Whilst we continue to explore Cloud Testing and what it means for us all as testers in the future, we really feel that getting comfortable with the Command Line is sound, practical advise. In fact if you want to contribute effectively to testing an application built in the cloud, using the CLI to interact with cloud services and programmatically execute actions is mandatory!
If your comfortable with this already then this blog post probably isn't for you, we won't be offended if you decided to stop reading a make coffee instead....
For context this is not tutorial on linux or a dive into shell specific syntax, but we think its a great idea to go research and learn about them if you haven't already!
When we think about the work we have done with clients and more recently some our own in-house R&D, we found ourselves using the cli more and more to interact with the cloud provider we were using, with the console GUI being more of a quick and easy.
You can read about a basic example of that in the last blog post we did about Introducing Infrastructure as Code as a concept for testers.
On top of that, if you want your tests to run within your CI pipeline, those tests will be need to be triggered via some kind of shell command.
I imagine that a lot of people reading this will be familiar with Postman as an API development and testing tool. Postman Collections can be ran via the Newman CLI, allowing for integration into a CI pipeline. An easy task with great rewards if you are comfortable with the concept and practice of using a CLI.

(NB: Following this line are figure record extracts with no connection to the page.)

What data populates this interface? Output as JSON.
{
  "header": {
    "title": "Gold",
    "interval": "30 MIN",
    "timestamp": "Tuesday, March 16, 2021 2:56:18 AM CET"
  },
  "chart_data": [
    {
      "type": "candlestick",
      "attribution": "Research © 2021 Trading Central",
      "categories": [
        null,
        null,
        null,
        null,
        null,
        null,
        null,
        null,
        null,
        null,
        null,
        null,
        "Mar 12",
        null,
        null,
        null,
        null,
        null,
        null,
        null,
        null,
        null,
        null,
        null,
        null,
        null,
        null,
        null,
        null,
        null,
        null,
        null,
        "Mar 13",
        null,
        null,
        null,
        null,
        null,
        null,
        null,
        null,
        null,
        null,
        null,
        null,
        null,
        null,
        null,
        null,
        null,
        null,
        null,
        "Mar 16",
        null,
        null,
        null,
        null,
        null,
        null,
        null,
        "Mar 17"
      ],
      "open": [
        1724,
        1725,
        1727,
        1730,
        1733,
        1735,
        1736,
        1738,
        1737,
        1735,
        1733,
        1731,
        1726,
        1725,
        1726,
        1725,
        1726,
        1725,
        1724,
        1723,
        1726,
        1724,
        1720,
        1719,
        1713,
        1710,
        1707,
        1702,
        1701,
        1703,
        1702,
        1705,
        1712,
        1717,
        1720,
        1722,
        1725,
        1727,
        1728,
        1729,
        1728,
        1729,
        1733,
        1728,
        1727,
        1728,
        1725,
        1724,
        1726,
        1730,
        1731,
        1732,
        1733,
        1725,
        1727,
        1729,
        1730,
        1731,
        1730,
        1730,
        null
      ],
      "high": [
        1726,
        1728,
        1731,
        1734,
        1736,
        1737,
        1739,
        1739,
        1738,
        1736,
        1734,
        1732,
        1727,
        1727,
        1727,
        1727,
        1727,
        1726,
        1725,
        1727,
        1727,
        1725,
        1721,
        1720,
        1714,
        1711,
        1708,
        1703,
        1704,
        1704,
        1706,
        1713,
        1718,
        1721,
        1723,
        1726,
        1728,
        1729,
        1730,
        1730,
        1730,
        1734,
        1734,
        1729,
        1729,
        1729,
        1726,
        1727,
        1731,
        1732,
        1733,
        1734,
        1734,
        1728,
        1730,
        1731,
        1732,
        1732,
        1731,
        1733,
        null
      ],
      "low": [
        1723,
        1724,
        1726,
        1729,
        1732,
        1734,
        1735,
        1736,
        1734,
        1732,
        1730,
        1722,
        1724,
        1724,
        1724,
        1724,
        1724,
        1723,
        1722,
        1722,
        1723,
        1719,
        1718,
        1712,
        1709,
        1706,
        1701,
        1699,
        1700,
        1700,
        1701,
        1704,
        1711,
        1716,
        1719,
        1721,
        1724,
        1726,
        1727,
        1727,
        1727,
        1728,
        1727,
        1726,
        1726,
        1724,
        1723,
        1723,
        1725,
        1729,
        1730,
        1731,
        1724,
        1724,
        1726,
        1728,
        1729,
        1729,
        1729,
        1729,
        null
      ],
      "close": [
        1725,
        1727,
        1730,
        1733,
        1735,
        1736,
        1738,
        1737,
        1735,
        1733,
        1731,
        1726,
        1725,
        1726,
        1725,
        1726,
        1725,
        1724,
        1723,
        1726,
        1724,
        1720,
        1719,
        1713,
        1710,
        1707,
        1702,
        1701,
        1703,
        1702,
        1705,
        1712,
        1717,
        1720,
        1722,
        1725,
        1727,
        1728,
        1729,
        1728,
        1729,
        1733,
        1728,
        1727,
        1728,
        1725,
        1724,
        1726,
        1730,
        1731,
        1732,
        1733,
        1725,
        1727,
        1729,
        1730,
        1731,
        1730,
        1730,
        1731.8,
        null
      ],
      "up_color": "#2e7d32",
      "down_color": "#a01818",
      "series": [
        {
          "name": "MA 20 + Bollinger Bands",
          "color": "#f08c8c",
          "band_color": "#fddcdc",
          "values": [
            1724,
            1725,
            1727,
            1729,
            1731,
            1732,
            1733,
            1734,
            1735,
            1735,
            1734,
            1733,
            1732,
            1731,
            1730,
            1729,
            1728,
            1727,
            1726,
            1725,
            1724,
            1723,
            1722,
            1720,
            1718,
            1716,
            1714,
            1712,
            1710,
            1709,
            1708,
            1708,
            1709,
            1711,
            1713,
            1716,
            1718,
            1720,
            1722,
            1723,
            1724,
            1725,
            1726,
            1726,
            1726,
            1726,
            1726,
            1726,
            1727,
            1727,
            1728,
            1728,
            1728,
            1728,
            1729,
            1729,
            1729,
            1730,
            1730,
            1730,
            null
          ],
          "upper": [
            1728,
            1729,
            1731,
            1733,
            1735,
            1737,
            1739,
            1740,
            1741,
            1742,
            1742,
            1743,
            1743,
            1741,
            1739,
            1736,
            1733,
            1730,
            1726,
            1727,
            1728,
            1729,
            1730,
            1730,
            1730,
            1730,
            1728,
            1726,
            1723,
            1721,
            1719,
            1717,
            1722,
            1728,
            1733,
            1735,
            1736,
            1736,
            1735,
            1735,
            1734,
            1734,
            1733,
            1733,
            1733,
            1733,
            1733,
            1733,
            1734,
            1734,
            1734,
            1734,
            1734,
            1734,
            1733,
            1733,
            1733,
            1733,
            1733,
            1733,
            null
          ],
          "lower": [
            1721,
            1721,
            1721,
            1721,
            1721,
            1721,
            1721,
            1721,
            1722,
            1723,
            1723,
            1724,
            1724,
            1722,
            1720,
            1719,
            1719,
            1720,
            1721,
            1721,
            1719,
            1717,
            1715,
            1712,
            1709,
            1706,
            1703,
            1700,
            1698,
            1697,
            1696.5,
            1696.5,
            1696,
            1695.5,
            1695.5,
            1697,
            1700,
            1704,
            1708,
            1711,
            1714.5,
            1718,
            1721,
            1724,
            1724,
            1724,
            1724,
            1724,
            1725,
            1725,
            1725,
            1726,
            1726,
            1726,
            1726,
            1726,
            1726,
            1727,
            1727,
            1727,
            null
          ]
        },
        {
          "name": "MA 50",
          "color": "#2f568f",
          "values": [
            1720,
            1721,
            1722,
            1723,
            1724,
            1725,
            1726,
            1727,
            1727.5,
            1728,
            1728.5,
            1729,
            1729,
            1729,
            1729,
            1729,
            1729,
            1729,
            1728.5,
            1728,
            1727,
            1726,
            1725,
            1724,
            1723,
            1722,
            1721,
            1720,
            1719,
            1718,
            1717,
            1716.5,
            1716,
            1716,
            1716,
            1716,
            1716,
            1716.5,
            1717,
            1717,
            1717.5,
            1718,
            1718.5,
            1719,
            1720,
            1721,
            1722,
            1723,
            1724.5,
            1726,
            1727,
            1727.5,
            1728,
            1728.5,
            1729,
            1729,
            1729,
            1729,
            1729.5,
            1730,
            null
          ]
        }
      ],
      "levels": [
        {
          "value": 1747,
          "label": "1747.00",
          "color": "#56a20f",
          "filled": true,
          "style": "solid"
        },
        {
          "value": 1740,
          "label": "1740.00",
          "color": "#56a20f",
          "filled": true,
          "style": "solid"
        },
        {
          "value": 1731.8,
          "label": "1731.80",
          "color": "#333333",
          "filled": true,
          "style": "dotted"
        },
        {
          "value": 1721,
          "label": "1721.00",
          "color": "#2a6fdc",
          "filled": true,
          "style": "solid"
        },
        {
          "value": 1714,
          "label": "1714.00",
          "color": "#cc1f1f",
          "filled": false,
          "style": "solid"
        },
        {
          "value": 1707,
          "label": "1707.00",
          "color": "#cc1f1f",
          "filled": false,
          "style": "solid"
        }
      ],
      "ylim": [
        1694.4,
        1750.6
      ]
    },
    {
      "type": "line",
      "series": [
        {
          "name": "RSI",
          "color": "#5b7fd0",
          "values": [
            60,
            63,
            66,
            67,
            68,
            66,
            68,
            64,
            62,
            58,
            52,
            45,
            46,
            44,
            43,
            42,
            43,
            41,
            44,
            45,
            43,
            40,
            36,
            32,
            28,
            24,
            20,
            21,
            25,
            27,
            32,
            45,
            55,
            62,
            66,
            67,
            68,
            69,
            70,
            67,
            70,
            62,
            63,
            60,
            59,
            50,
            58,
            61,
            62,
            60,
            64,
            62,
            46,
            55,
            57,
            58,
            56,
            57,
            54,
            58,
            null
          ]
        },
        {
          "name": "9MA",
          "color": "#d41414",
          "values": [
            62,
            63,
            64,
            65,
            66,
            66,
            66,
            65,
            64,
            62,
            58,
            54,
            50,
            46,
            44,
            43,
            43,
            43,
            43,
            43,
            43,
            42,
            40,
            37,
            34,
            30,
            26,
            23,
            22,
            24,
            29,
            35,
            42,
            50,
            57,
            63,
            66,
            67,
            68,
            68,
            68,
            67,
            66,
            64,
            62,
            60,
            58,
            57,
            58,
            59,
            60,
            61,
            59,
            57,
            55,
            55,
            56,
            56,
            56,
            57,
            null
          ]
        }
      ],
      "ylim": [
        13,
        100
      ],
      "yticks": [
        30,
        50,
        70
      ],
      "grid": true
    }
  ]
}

We recently shared a great guide put out on the AWS Devops blog, which walks through setting up a pipeline to build and deploy an API, then run postman test collections. The guide encourages the use of the AWS CLI to create then upload files to an S3 Bucket, then trigger the creation of a CloudFormation stack that creates a CodePipeline pipeline to do its magic.
For us there's one real piece of golden information in this guide that we will definitely use going forward to build awesome pipelines. Its the how-to guide on how to get the URL of a the API Gateway dynamically created by the pipeline, and pass it into the Postman Collection to be ran. And it's done via a bash script.
The challenge this solves is how you send a request to an endpoint that you don't know the URL for, as the URL is created on the fly during build.
So if you're a tester and want to work towards developing yourself to be effective working with cloud hosted systems delivered by a team using devops techniques, the one thing we would like you to take away from this post it to read and importantly FOLLOW the AWS guide above, we think it will gear you up for working in that environment!
We wish you luck with your cloud testing adventures!